What we're trying to achieve

[3.25.01] We want to maintain the character and cultural landscape associated with the unique farming heritage of the Lake District and ensure that facilities related to keeping of animals on a non-commercial basis do not harm the character of the cultural landscape.

Policy 25: Development for the keeping of animals on a non-commercial basis

We want to maintain the character and cultural landscape associated with the unique farming heritage of the Lake District.

Development of facilities related to the keeping of animals which are kept on a non-commercial basis will only be supported where:

  • it reuses an existing building; or
  • it is well related to existing buildings and structures and they satisfactorily relate to existing vehicular access and bridleways.

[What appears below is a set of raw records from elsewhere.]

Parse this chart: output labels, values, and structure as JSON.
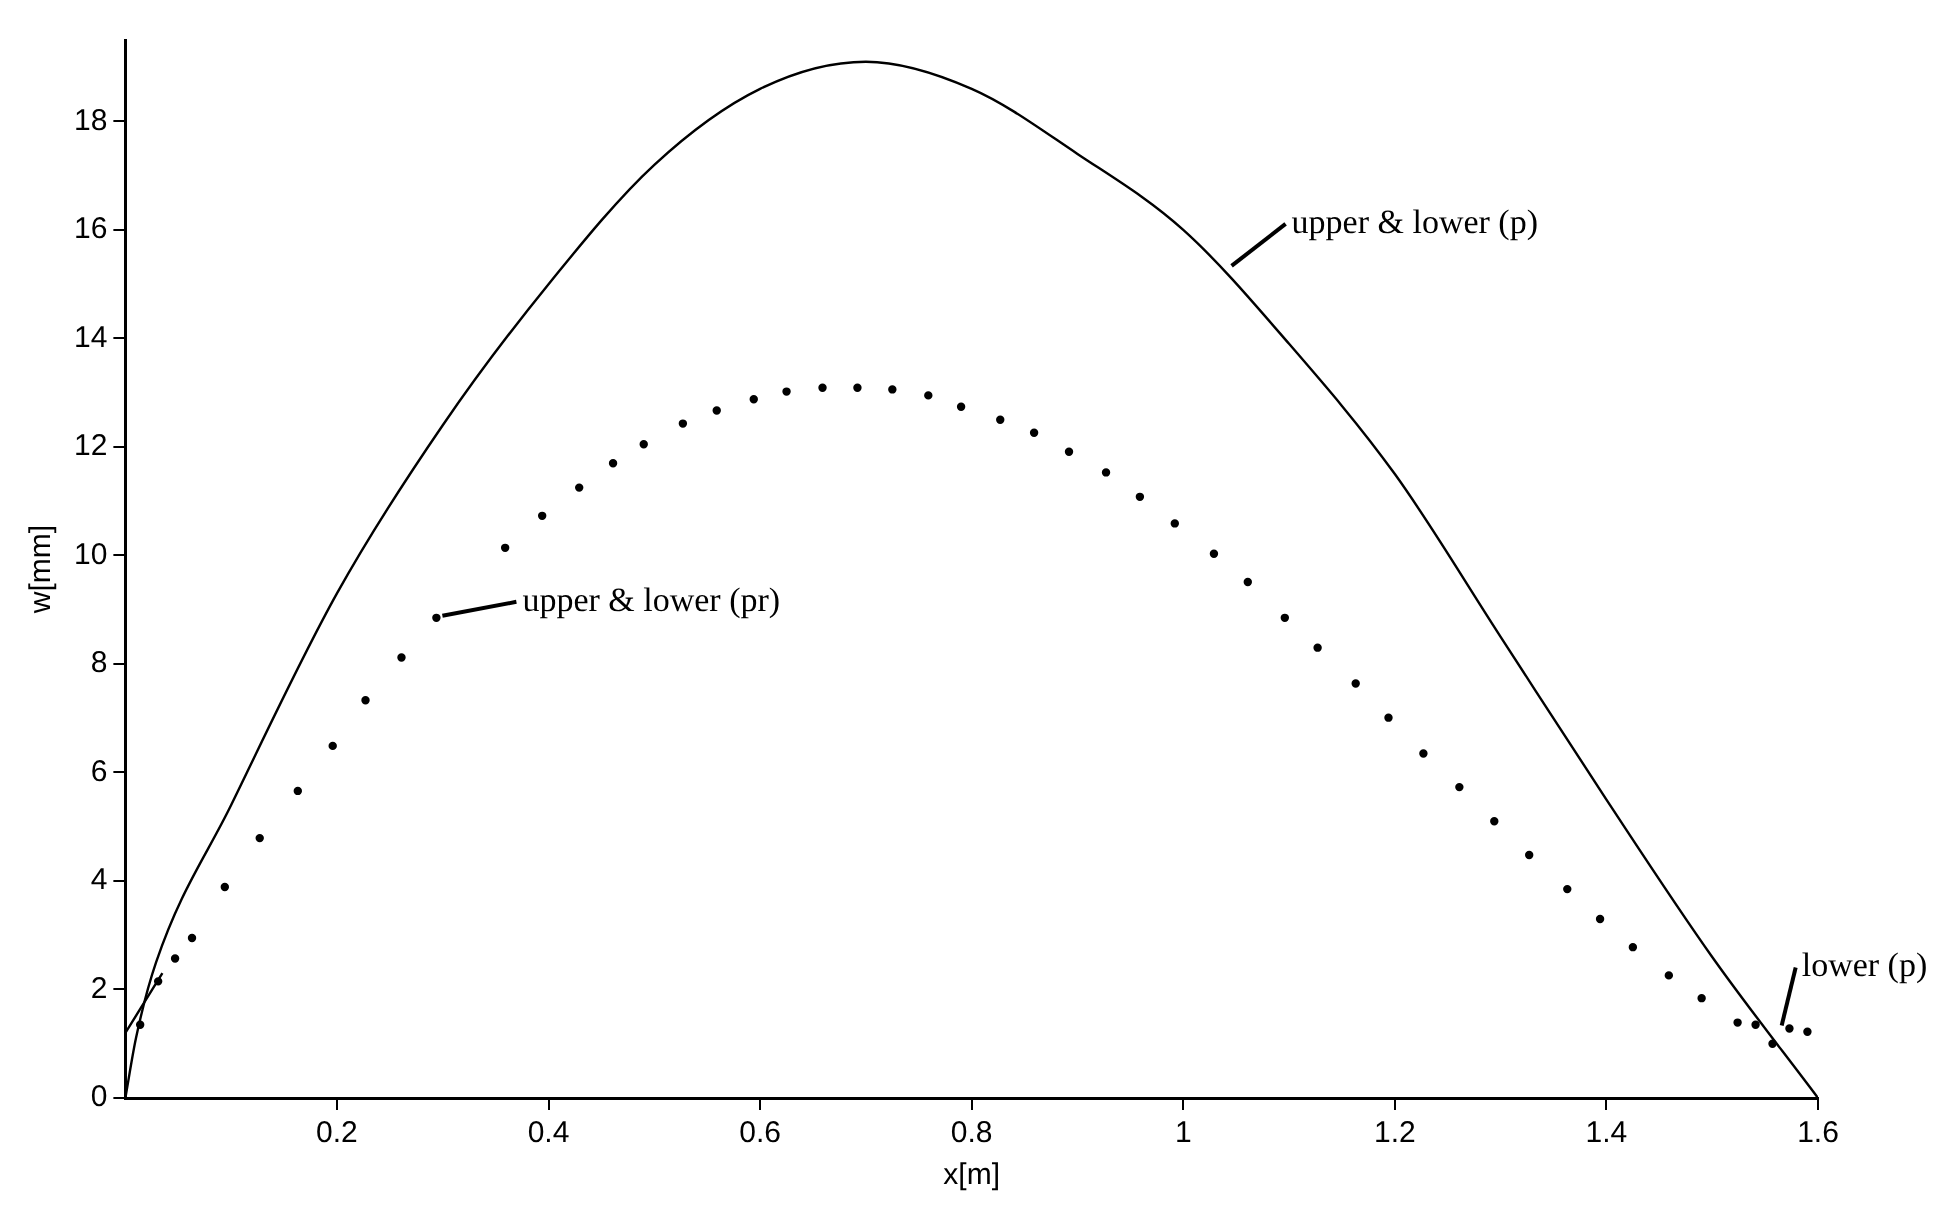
{
  "chart_data": {
    "type": "line",
    "xlabel": "x[m]",
    "ylabel": "w[mm]",
    "xlim": [
      0,
      1.6
    ],
    "ylim": [
      0,
      19.5
    ],
    "xticks": [
      0.2,
      0.4,
      0.6,
      0.8,
      1,
      1.2,
      1.4,
      1.6
    ],
    "yticks": [
      0,
      2,
      4,
      6,
      8,
      10,
      12,
      14,
      16,
      18
    ],
    "grid": false,
    "legend": false,
    "series": [
      {
        "color": "#000000",
        "marker": "none",
        "line_style": "solid",
        "x": [
          0,
          0.01,
          0.029,
          0.1,
          0.2,
          0.3,
          0.4,
          0.5,
          0.6,
          0.7,
          0.8,
          0.9,
          1.0,
          1.1,
          1.2,
          1.3,
          1.4,
          1.5,
          1.6
        ],
        "values": [
          0,
          1.1,
          2.5,
          5.4,
          9.3,
          12.4,
          15.0,
          17.2,
          18.6,
          19.1,
          18.6,
          17.4,
          16.0,
          13.9,
          11.5,
          8.5,
          5.5,
          2.6,
          0
        ]
      },
      {
        "color": "#000000",
        "marker": "none",
        "line_style": "solid",
        "x": [
          0,
          0.035
        ],
        "values": [
          1.2,
          2.3
        ]
      },
      {
        "type": "scatter",
        "color": "#000000",
        "marker": "circle",
        "x": [
          0.014,
          0.031,
          0.047,
          0.063,
          0.094,
          0.127,
          0.163,
          0.196,
          0.227,
          0.261,
          0.294,
          0.359,
          0.394,
          0.429,
          0.461,
          0.49,
          0.527,
          0.559,
          0.594,
          0.625,
          0.659,
          0.692,
          0.725,
          0.759,
          0.79,
          0.827,
          0.859,
          0.892,
          0.927,
          0.959,
          0.992,
          1.029,
          1.061,
          1.096,
          1.127,
          1.163,
          1.194,
          1.227,
          1.261,
          1.294,
          1.327,
          1.363,
          1.394,
          1.425,
          1.459,
          1.49,
          1.524,
          1.541,
          1.557,
          1.573,
          1.59
        ],
        "values": [
          1.35,
          2.15,
          2.57,
          2.95,
          3.89,
          4.79,
          5.66,
          6.49,
          7.33,
          8.12,
          8.85,
          10.14,
          10.73,
          11.25,
          11.7,
          12.05,
          12.43,
          12.67,
          12.88,
          13.02,
          13.09,
          13.09,
          13.06,
          12.95,
          12.74,
          12.5,
          12.26,
          11.91,
          11.53,
          11.08,
          10.59,
          10.03,
          9.51,
          8.85,
          8.3,
          7.64,
          7.01,
          6.35,
          5.73,
          5.1,
          4.48,
          3.85,
          3.3,
          2.78,
          2.26,
          1.84,
          1.39,
          1.35,
          1.0,
          1.28,
          1.22
        ]
      }
    ],
    "annotations": [
      {
        "text": "upper & lower (p)",
        "x": 1.04,
        "y": 15.3
      },
      {
        "text": "upper & lower (pr)",
        "x": 0.294,
        "y": 8.85
      },
      {
        "text": "lower (p)",
        "x": 1.56,
        "y": 1.3
      }
    ]
  }
}
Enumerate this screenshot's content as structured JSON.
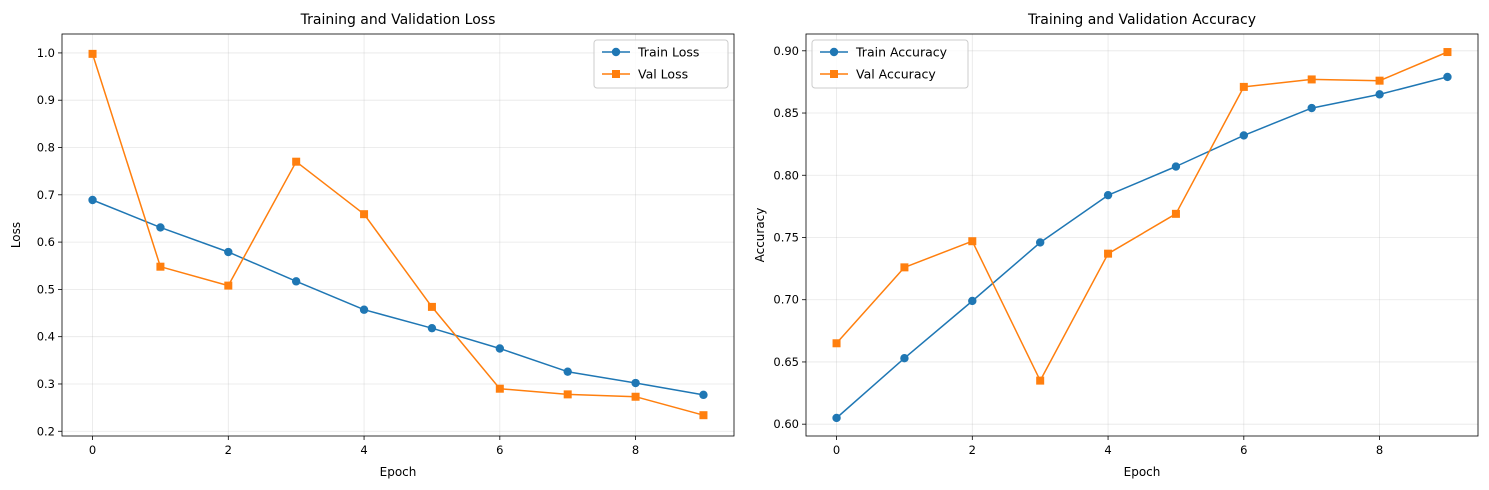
{
  "chart_data": [
    {
      "type": "line",
      "title": "Training and Validation Loss",
      "xlabel": "Epoch",
      "ylabel": "Loss",
      "xlim": [
        -0.45,
        9.45
      ],
      "ylim": [
        0.19,
        1.04
      ],
      "xticks": [
        0,
        2,
        4,
        6,
        8
      ],
      "xtick_labels": [
        "0",
        "2",
        "4",
        "6",
        "8"
      ],
      "yticks": [
        0.2,
        0.3,
        0.4,
        0.5,
        0.6,
        0.7,
        0.8,
        0.9,
        1.0
      ],
      "ytick_labels": [
        "0.2",
        "0.3",
        "0.4",
        "0.5",
        "0.6",
        "0.7",
        "0.8",
        "0.9",
        "1.0"
      ],
      "grid": true,
      "legend": "upper-right",
      "x": [
        0,
        1,
        2,
        3,
        4,
        5,
        6,
        7,
        8,
        9
      ],
      "series": [
        {
          "name": "Train Loss",
          "color": "#1f77b4",
          "marker": "circle",
          "values": [
            0.689,
            0.631,
            0.579,
            0.517,
            0.457,
            0.418,
            0.375,
            0.326,
            0.302,
            0.277
          ]
        },
        {
          "name": "Val Loss",
          "color": "#ff7f0e",
          "marker": "square",
          "values": [
            0.998,
            0.548,
            0.508,
            0.77,
            0.659,
            0.463,
            0.29,
            0.278,
            0.273,
            0.234
          ]
        }
      ]
    },
    {
      "type": "line",
      "title": "Training and Validation Accuracy",
      "xlabel": "Epoch",
      "ylabel": "Accuracy",
      "xlim": [
        -0.45,
        9.45
      ],
      "ylim": [
        0.5905,
        0.9135
      ],
      "xticks": [
        0,
        2,
        4,
        6,
        8
      ],
      "xtick_labels": [
        "0",
        "2",
        "4",
        "6",
        "8"
      ],
      "yticks": [
        0.6,
        0.65,
        0.7,
        0.75,
        0.8,
        0.85,
        0.9
      ],
      "ytick_labels": [
        "0.60",
        "0.65",
        "0.70",
        "0.75",
        "0.80",
        "0.85",
        "0.90"
      ],
      "grid": true,
      "legend": "upper-left",
      "x": [
        0,
        1,
        2,
        3,
        4,
        5,
        6,
        7,
        8,
        9
      ],
      "series": [
        {
          "name": "Train Accuracy",
          "color": "#1f77b4",
          "marker": "circle",
          "values": [
            0.605,
            0.653,
            0.699,
            0.746,
            0.784,
            0.807,
            0.832,
            0.854,
            0.865,
            0.879
          ]
        },
        {
          "name": "Val Accuracy",
          "color": "#ff7f0e",
          "marker": "square",
          "values": [
            0.665,
            0.726,
            0.747,
            0.635,
            0.737,
            0.769,
            0.871,
            0.877,
            0.876,
            0.899
          ]
        }
      ]
    }
  ]
}
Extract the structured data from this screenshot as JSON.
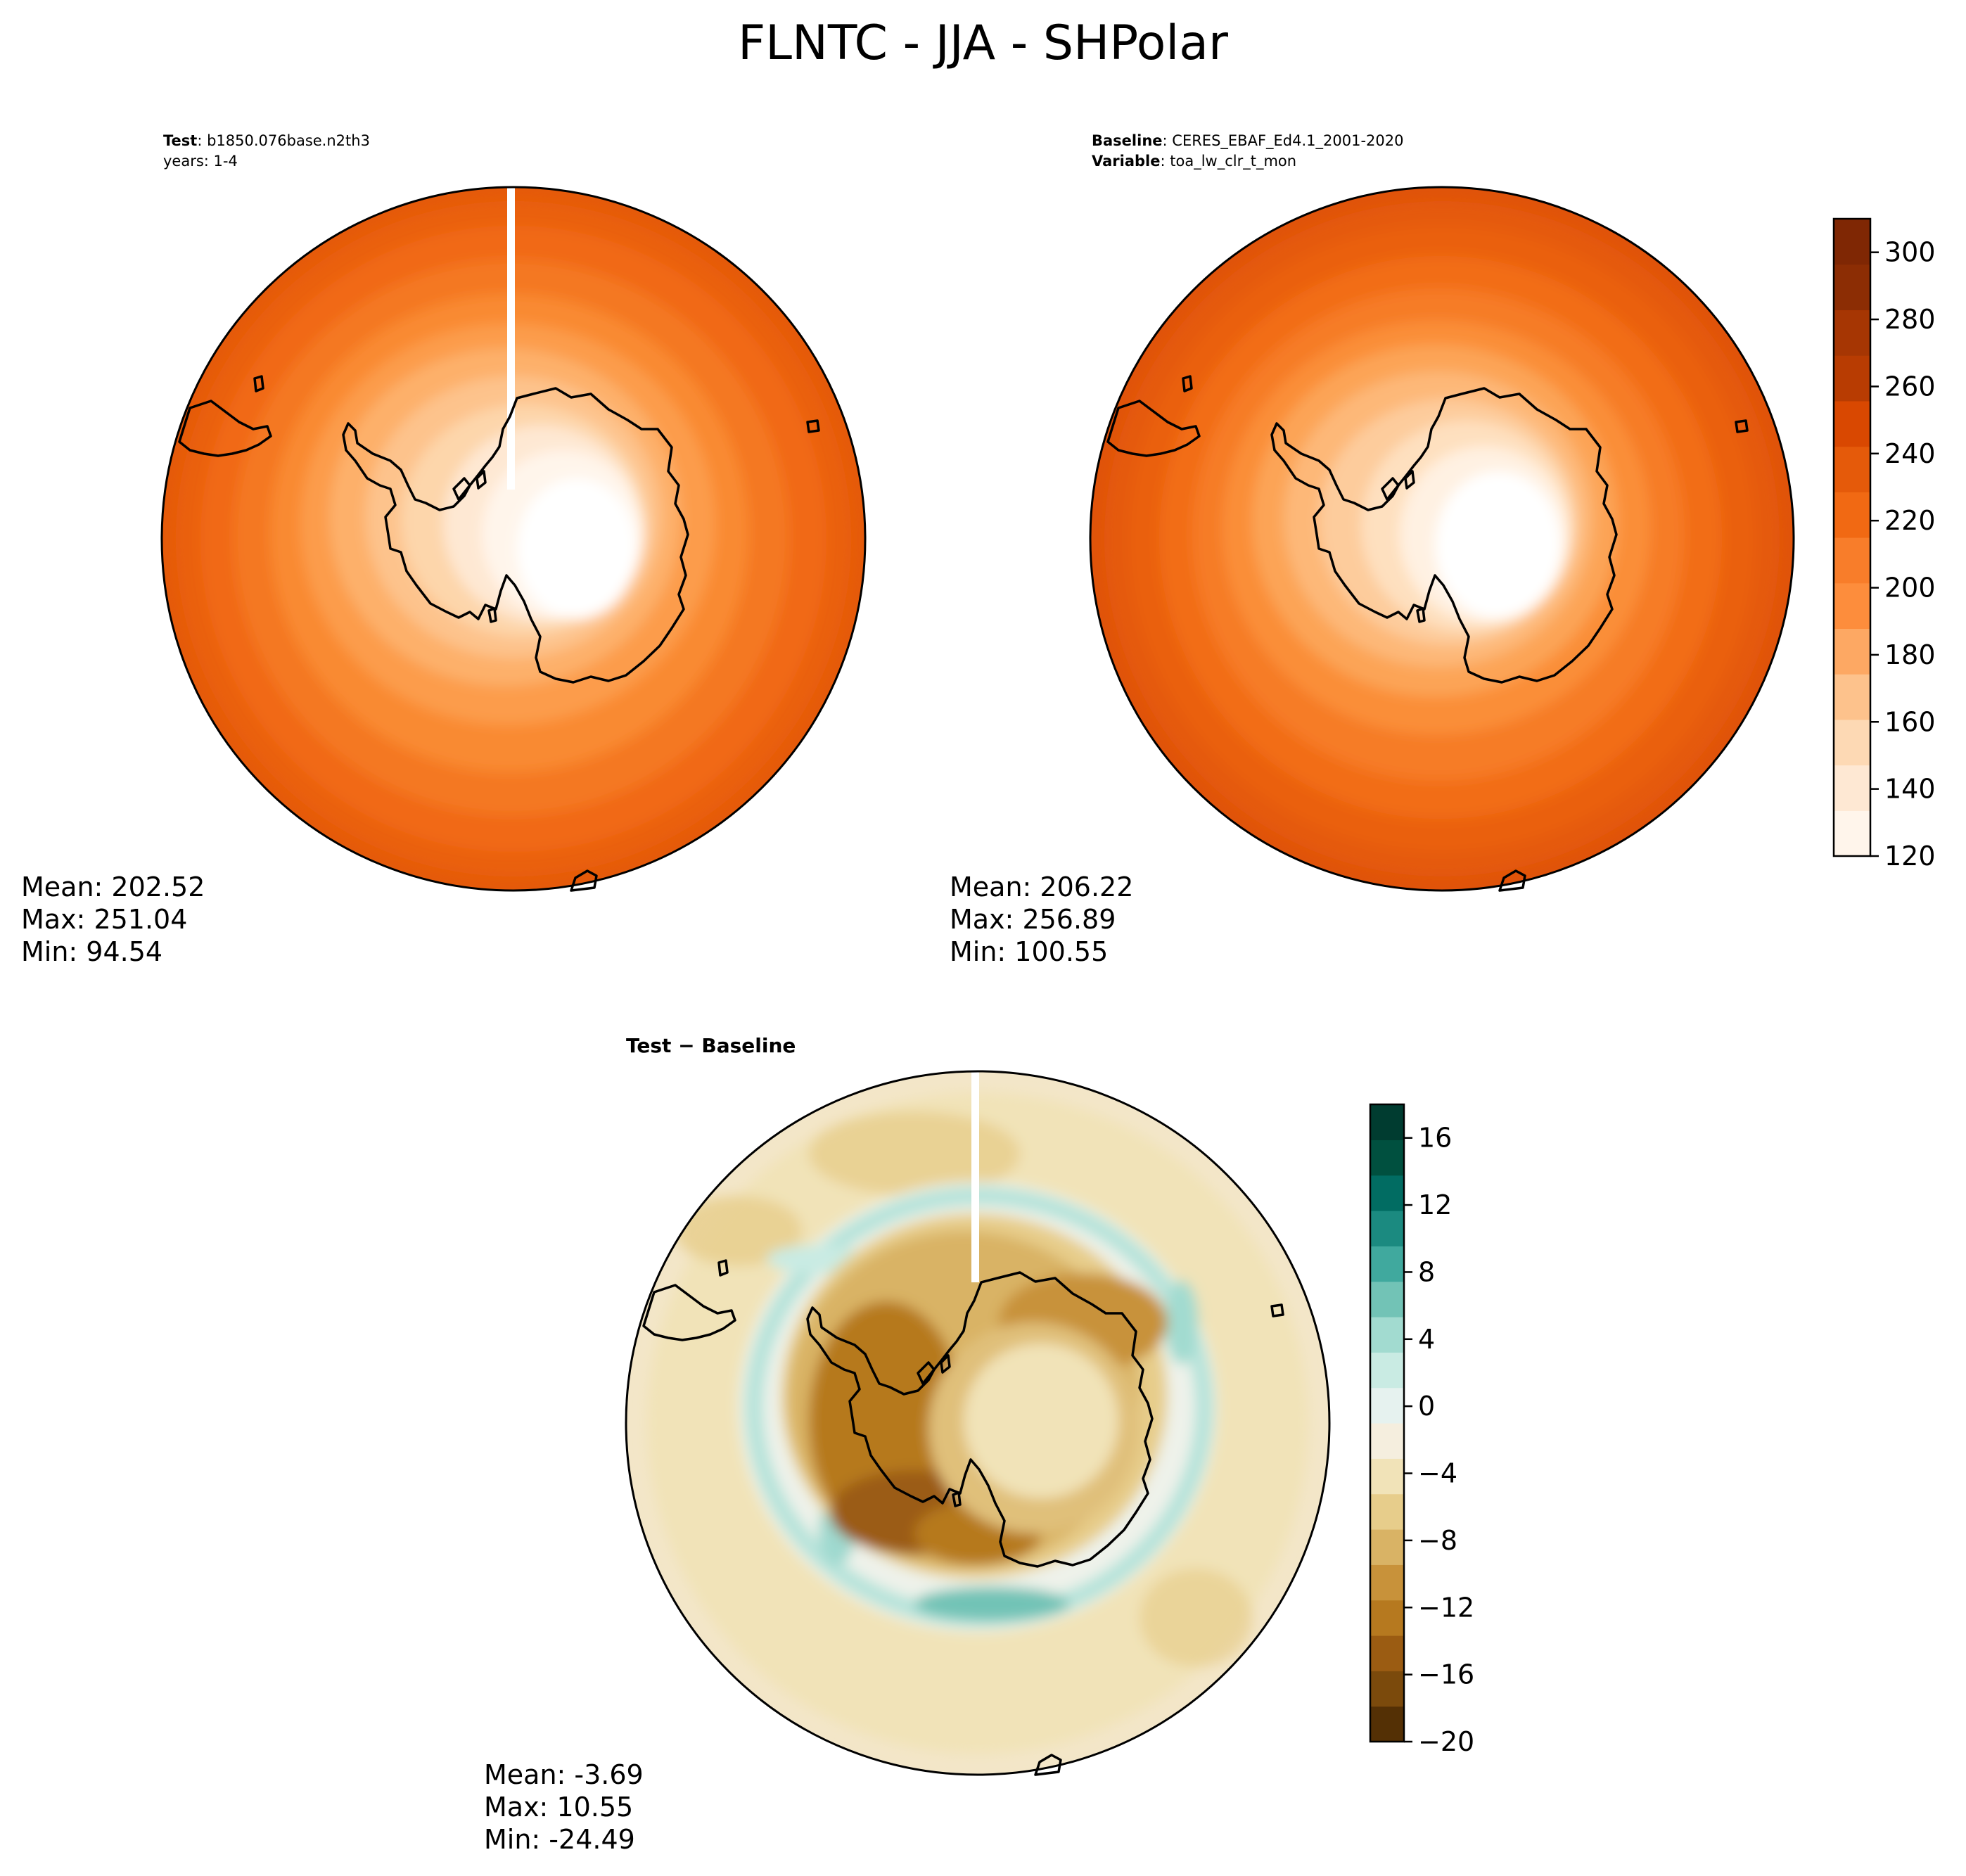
{
  "figure": {
    "title": "FLNTC - JJA - SHPolar"
  },
  "panels": {
    "test": {
      "meta_key": "Test",
      "meta_value": "b1850.076base.n2th3",
      "meta_line2": "years: 1-4",
      "mean": "Mean: 202.52",
      "max": "Max: 251.04",
      "min": "Min: 94.54"
    },
    "baseline": {
      "meta_key": "Baseline",
      "meta_value": "CERES_EBAF_Ed4.1_2001-2020",
      "meta_key2": "Variable",
      "meta_value2": "toa_lw_clr_t_mon",
      "mean": "Mean: 206.22",
      "max": "Max: 256.89",
      "min": "Min: 100.55"
    },
    "diff": {
      "title_left": "Test",
      "title_sep": " − ",
      "title_right": "Baseline",
      "mean": "Mean: -3.69",
      "max": "Max: 10.55",
      "min": "Min: -24.49"
    }
  },
  "chart_data": [
    {
      "type": "heatmap",
      "name": "Test",
      "projection": "south-polar-stereographic",
      "stats": {
        "mean": 202.52,
        "max": 251.04,
        "min": 94.54
      },
      "colormap": "Oranges",
      "clim": [
        120,
        310
      ]
    },
    {
      "type": "heatmap",
      "name": "Baseline",
      "projection": "south-polar-stereographic",
      "stats": {
        "mean": 206.22,
        "max": 256.89,
        "min": 100.55
      },
      "colormap": "Oranges",
      "clim": [
        120,
        310
      ],
      "colorbar_ticks": [
        "120",
        "140",
        "160",
        "180",
        "200",
        "220",
        "240",
        "260",
        "280",
        "300"
      ]
    },
    {
      "type": "heatmap",
      "name": "Test − Baseline",
      "projection": "south-polar-stereographic",
      "stats": {
        "mean": -3.69,
        "max": 10.55,
        "min": -24.49
      },
      "colormap": "BrBG",
      "clim": [
        -20,
        18
      ],
      "colorbar_ticks": [
        "−20",
        "−16",
        "−12",
        "−8",
        "−4",
        "0",
        "4",
        "8",
        "12",
        "16"
      ]
    }
  ],
  "colors": {
    "oranges": [
      "#fff5eb",
      "#fee8d3",
      "#fdd9b4",
      "#fdc28c",
      "#fda863",
      "#fd8d3c",
      "#f87d2a",
      "#f16913",
      "#e55a0a",
      "#d94801",
      "#b83c02",
      "#a63603",
      "#8c2d04",
      "#7f2704"
    ],
    "brbg": [
      "#543005",
      "#7b4a0c",
      "#9b5c12",
      "#b6791f",
      "#c8923a",
      "#d9b365",
      "#e7cd8b",
      "#f1e3b8",
      "#f5eede",
      "#e6f2ef",
      "#c9ebe3",
      "#a2dbd0",
      "#72c3b6",
      "#40a99e",
      "#1b8a80",
      "#016c62",
      "#00503f",
      "#003c30"
    ]
  }
}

Where this is not practical or appropriate, exceptionally, we will only permit buildings in open countryside locations where they are demonstrably necessary for and designed for welfare reasons.

All developments must be well integrated with their surroundings taking advantage of the natural landform and any existing natural screening.

Where planning permission is granted for the change of use of land for the keeping of horses and ponies relevant conditions will be imposed in order to retain the natural character of the field.

Implementation guidance

[3.25.04] Facilities may include field shelters, stables, schooling areas and outdoor exercise arenas. Development should reinforce the importance of local character by having regard to scale, height, density, layout, appearance and materials (Policy 06). In the first instance we will seek to support development that reuses an existing building.

[3.25.05] The natural character of the field is considered to be the state of the land prior to development. In most cases this will be an agricultural field used for grazing livestock without development and infrastructure associated with development such as hardstandings or associated equipment.

Current situation

[3.25.02] Horses have been kept in the Lake District for centuries for both working and recreation use. There are semi-feral herds of Fell Ponies that are associated particularly with farms and they form an important part of the cultural heritage of the Lake District. The majority of horses are now kept for recreational purposes, and the use of land for keeping horses is a relatively common feature in the Lake District particularly on the edge of settlements where individual or a small number of horses are kept in a field. There are limited economic benefits associated with such small-scale equestrian activities of this type. It is also becoming increasingly common to see other livestock being kept on a non-commercial basis, such as llamas and alpacas. Similarly there are limited economic benefits, yet potential for negative impacts resulting from buildings and structures required. There are very few commercial establishments such as liveries, commercial/ racing stables, or equestrian centres, however, these do contribute to the rural economy and help to sustain it.

[3.25.03] New facilities can have a negative impact on the rural nature of the Lake District by adversely affecting its landscape character and natural beauty by virtue of their appearance, scale, materials or design. Individually such developments may seem inconsequential, but cumulatively over time they can significantly alter the character of an area and the nature and structure of farming as smaller parcels of more productive land are bought for non-commercial agricultural use.